Shareholders approve IAA-Ritchie Bros. merger
After a special meeting on Tuesday, IAA announced that its stockholders adopted the merger agreement providing for the stock and cash acquisition of the company by Ritchie Bros.
A news release indicated Ritchie Bros. shareholders also conducted a separate special meeting on Tuesday. They voted to approve all proposals necessary to consummate the transaction based on a preliminary vote count.
Accordingly, all stockholder and regulatory approvals required to consummate the transaction have now been obtained, according to the companies.
“We are pleased that IAA and Ritchie Bros. stockholders support the combination of our two strong companies,” said John Larson, chair of the IAA board of directors. “This transaction will combine the best-of-the-best marketplace capabilities to deliver more value for customers, expanded opportunities for employees, and a stronger economic model with enhanced returns for stockholders.”

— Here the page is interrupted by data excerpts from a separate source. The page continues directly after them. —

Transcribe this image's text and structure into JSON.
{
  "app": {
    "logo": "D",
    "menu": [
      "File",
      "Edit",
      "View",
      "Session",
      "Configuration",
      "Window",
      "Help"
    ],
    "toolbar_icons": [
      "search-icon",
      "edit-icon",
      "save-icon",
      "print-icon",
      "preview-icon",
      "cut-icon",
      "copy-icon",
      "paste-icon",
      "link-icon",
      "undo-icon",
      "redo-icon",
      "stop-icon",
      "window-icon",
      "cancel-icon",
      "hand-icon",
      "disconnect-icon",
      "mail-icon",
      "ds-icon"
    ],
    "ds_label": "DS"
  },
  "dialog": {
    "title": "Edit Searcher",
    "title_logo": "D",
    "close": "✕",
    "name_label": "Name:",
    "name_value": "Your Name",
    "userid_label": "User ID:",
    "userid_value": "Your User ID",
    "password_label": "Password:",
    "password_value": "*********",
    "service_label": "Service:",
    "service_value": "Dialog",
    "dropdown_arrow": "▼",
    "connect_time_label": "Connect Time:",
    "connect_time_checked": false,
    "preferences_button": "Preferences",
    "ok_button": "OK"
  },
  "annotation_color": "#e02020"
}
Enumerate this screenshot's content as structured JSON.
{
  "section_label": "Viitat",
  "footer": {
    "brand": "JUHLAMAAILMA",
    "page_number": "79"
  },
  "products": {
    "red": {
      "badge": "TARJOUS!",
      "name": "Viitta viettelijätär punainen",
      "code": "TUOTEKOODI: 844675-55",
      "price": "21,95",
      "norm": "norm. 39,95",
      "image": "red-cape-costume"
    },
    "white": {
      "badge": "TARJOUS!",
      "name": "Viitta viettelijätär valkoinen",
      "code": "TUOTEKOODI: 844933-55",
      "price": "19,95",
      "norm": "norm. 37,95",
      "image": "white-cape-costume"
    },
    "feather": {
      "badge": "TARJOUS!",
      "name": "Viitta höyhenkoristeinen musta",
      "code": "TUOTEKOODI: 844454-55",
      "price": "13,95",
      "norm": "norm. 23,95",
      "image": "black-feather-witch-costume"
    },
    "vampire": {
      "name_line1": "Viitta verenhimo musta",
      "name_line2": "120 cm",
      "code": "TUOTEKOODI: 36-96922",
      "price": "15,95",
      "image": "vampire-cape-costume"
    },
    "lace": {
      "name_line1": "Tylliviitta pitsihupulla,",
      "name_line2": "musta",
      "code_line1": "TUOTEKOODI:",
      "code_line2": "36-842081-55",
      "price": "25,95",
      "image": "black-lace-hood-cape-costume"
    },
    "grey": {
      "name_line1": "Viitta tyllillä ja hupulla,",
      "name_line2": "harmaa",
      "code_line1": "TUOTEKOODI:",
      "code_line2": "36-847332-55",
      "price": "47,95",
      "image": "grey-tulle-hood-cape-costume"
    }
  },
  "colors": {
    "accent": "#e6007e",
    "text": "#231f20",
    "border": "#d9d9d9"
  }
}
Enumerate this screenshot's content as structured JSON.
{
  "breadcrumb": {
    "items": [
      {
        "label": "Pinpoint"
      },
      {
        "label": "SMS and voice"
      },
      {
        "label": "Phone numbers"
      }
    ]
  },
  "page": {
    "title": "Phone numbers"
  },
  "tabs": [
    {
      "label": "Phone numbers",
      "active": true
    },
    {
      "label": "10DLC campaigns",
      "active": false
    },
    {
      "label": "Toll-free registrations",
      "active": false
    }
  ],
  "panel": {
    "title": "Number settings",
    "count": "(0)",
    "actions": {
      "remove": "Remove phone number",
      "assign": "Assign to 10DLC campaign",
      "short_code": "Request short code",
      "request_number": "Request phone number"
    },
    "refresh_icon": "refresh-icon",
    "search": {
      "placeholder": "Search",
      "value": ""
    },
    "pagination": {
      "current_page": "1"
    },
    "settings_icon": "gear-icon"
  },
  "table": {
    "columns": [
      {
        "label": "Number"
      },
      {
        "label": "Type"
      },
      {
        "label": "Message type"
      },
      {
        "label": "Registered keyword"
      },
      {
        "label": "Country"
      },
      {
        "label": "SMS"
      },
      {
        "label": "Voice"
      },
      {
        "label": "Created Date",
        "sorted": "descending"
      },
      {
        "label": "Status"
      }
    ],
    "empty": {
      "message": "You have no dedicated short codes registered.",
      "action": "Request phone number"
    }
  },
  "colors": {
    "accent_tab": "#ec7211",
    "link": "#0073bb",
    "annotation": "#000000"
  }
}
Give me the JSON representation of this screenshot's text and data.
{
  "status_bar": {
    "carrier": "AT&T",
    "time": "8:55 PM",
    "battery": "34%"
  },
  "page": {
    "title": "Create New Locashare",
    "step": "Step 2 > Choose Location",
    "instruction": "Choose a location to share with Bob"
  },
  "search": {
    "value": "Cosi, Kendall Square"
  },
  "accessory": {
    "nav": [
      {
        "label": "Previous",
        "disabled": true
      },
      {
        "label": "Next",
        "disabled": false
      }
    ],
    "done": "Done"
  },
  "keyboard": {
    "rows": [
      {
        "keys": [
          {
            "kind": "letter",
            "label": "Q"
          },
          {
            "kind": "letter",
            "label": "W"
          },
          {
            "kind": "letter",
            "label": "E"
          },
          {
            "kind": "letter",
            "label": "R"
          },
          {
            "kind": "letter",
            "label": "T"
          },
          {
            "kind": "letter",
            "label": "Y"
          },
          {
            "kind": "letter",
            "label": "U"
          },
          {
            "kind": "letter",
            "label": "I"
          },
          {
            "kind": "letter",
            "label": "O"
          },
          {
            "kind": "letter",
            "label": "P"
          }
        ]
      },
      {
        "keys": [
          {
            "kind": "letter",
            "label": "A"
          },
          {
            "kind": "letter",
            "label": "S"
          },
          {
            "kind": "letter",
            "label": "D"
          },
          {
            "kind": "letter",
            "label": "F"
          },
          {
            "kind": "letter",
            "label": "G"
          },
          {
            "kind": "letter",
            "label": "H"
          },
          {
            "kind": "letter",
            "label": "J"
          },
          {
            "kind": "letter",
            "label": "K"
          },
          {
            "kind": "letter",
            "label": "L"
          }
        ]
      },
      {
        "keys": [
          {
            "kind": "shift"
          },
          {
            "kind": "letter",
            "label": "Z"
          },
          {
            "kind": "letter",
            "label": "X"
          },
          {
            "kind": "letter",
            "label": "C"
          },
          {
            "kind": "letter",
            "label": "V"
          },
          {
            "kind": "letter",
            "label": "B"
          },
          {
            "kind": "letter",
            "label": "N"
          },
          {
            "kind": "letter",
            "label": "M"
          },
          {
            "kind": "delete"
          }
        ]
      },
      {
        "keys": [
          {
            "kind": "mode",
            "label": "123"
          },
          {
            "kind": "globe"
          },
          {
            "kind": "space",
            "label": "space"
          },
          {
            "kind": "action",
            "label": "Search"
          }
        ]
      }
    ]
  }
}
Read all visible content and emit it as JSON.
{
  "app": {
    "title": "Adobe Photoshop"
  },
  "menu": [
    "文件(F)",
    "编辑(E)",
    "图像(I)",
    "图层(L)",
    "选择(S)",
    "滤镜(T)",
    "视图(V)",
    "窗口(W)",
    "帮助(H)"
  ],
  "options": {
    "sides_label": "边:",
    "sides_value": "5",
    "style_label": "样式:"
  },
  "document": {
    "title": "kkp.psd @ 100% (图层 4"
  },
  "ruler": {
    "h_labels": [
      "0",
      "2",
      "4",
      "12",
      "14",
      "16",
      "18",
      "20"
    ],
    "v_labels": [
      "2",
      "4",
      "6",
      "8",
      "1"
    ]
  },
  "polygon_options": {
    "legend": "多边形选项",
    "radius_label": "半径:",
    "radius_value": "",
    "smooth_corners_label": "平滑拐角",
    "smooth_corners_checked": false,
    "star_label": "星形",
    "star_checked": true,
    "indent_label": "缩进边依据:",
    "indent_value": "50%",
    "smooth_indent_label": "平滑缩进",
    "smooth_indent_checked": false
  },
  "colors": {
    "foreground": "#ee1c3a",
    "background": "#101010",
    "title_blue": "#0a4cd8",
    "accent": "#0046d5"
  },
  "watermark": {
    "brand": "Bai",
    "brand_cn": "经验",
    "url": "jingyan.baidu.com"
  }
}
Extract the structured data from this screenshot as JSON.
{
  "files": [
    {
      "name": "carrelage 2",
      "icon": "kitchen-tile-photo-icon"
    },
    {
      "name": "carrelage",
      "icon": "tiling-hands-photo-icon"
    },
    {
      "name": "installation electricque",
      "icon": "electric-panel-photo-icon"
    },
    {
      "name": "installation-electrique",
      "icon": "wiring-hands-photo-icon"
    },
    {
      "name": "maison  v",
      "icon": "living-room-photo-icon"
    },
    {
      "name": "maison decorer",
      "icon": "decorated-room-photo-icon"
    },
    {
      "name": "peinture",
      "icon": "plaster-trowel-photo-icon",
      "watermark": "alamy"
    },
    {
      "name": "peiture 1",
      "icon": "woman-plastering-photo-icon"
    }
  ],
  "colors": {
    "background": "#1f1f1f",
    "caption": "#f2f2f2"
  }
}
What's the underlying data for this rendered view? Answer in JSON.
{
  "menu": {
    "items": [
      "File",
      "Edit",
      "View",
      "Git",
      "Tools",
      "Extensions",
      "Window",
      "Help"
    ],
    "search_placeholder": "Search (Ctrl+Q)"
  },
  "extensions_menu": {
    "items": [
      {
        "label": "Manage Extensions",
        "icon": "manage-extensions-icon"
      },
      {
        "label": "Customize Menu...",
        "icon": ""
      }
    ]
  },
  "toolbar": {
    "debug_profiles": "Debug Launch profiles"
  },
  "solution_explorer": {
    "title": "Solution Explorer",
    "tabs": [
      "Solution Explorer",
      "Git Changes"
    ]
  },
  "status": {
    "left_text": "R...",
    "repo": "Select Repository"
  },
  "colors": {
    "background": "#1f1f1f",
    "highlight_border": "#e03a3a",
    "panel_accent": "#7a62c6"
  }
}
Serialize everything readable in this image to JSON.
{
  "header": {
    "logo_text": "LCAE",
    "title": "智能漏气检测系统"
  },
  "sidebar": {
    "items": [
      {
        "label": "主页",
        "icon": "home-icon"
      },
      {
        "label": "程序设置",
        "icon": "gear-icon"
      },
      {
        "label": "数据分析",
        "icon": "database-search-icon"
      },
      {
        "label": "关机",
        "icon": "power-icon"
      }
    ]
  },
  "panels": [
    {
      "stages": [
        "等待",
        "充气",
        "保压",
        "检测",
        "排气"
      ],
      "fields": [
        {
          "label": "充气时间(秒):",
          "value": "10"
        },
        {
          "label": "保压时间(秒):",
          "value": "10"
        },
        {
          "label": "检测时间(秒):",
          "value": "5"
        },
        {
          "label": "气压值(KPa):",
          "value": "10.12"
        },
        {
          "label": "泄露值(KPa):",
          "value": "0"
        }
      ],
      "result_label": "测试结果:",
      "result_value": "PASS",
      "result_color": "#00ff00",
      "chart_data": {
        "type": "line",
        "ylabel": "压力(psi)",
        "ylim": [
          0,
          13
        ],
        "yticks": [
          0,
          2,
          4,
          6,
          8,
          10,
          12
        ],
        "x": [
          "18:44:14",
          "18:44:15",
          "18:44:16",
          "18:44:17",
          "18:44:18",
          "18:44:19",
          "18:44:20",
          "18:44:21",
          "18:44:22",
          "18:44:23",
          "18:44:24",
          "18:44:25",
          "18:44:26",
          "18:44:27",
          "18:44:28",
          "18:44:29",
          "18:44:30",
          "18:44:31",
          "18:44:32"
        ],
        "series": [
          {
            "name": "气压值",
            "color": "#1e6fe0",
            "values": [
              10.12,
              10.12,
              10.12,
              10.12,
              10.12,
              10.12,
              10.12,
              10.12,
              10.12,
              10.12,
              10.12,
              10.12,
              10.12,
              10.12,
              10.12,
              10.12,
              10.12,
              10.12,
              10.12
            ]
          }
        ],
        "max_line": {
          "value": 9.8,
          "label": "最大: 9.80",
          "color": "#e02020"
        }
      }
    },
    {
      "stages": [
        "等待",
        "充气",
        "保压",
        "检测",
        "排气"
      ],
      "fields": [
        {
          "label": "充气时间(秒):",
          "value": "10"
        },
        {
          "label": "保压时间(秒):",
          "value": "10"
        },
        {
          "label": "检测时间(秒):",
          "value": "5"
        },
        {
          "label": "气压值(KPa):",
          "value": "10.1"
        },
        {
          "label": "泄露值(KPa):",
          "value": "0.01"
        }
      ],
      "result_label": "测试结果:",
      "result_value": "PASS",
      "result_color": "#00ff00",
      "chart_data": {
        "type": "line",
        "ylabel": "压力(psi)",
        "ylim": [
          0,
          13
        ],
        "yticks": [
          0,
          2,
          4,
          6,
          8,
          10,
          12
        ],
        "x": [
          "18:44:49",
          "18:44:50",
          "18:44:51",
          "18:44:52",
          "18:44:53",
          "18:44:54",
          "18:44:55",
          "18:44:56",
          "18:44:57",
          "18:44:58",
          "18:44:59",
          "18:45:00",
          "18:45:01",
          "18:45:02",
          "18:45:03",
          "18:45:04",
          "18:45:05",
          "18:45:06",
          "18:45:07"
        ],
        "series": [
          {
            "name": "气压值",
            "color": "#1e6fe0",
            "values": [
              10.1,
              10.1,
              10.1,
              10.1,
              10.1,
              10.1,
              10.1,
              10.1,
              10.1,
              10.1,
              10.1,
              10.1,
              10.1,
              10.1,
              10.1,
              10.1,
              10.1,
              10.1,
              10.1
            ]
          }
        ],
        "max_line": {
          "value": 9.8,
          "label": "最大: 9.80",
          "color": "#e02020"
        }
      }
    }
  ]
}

Under the terms of the merger agreement, IAA stockholders will receive $12.80 per share in cash and 0.5252 common shares of Ritchie Bros. for each share of IAA common stock they own.
Upon completion of the transaction, the companies said they expect that on a fully diluted basis IAA stockholders will own approximately 37.2% of the combined company and Ritchie Bros. shareholders will own approximately 62.8%.
Final voting results for the IAA and Ritchie Bros. special meetings will be disclosed on Form 8-Ks filed by the companies with the U.S. Securities and Exchange Commission.
J.P. Morgan Securities LLC is serving as the exclusive financial advisor to IAA. Cooley LLP, Blake, Cassels & Graydon LLP and Latham & Watkins LLP are serving as legal advisors to IAA.